Día 15: #QuédateEnTuAuto; los otros confinamientos por la peste

 

Por Rivelino Rueda

Foto: Mónica Loya Ramírez

Uno de los síntomas de la enfermedad

que me consume es la fiebre,

constante y agotadora.

Sube mucho por la noche,

y entonces

se tiene la impresión de que

son nuestros huesos los que la irradian.

Como si alguien nos colocase en la médula

espirales metálicas y las conectase

a la corriente eléctrica.

Ryszard Kapuściński/Ébano

 

Para Don Fermín el encierro por la peste es a medias. De nueve a nueve está afuera del Topaz blanco, modelo 1992, que adquirió de agencia. Las otras doce horas sí cumple el confinamiento por el Covid-19. Bueno. Eso lo ha hecho en los últimos 22 años. La casa de Don Fermín es su automóvil.
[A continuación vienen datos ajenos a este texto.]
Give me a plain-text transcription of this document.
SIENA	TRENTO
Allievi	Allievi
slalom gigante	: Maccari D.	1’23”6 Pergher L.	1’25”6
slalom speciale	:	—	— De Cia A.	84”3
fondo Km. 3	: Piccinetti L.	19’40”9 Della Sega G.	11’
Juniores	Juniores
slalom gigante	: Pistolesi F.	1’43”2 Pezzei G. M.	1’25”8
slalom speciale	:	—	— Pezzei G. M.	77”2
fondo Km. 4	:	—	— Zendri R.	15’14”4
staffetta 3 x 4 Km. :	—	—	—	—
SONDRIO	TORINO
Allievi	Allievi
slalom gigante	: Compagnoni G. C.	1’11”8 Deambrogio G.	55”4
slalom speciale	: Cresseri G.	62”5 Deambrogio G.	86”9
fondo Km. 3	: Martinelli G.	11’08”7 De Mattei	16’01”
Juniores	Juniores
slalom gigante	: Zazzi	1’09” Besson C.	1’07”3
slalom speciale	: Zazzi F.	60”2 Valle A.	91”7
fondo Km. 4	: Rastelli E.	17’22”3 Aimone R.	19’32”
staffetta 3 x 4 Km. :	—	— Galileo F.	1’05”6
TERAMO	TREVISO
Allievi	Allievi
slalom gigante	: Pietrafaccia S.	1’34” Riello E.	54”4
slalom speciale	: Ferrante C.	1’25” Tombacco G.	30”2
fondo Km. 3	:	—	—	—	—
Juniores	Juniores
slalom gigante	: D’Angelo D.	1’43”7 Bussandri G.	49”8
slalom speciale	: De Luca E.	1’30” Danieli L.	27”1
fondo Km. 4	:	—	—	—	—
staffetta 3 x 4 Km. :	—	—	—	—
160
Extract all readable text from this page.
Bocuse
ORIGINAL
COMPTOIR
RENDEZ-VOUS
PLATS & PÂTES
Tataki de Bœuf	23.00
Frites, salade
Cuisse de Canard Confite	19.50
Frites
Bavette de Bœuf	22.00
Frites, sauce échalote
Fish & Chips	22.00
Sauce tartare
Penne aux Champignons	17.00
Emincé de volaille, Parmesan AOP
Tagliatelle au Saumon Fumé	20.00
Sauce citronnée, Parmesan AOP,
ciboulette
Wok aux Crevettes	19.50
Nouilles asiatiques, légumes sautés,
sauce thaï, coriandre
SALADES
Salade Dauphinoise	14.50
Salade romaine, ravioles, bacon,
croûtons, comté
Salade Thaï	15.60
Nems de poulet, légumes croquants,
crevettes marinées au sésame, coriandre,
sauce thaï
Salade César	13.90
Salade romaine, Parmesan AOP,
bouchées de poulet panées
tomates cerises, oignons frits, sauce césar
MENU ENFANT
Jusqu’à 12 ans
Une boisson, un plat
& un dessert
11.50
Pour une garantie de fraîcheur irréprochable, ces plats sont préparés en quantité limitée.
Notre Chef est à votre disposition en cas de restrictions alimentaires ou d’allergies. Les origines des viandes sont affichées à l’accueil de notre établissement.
Tiene el aspecto de ermitaño bíblico. De alquimista tozudo. Colecciona frases sueltas, máquinas registradoras inservibles y macetas con flores secas. Huele a metal oxidado. Habla poco y “su casa” es la parada natural de miles de abejas.

En dos semanas cumple sesentaidós, aunque parece de trescientos cuarenta. Es del sector de la población que tiene que mantener un “resguardo domiciliario estricto”, según las nuevas medidas extraordinarias anunciadas por la Secretaría de Salud el lunes en la noche.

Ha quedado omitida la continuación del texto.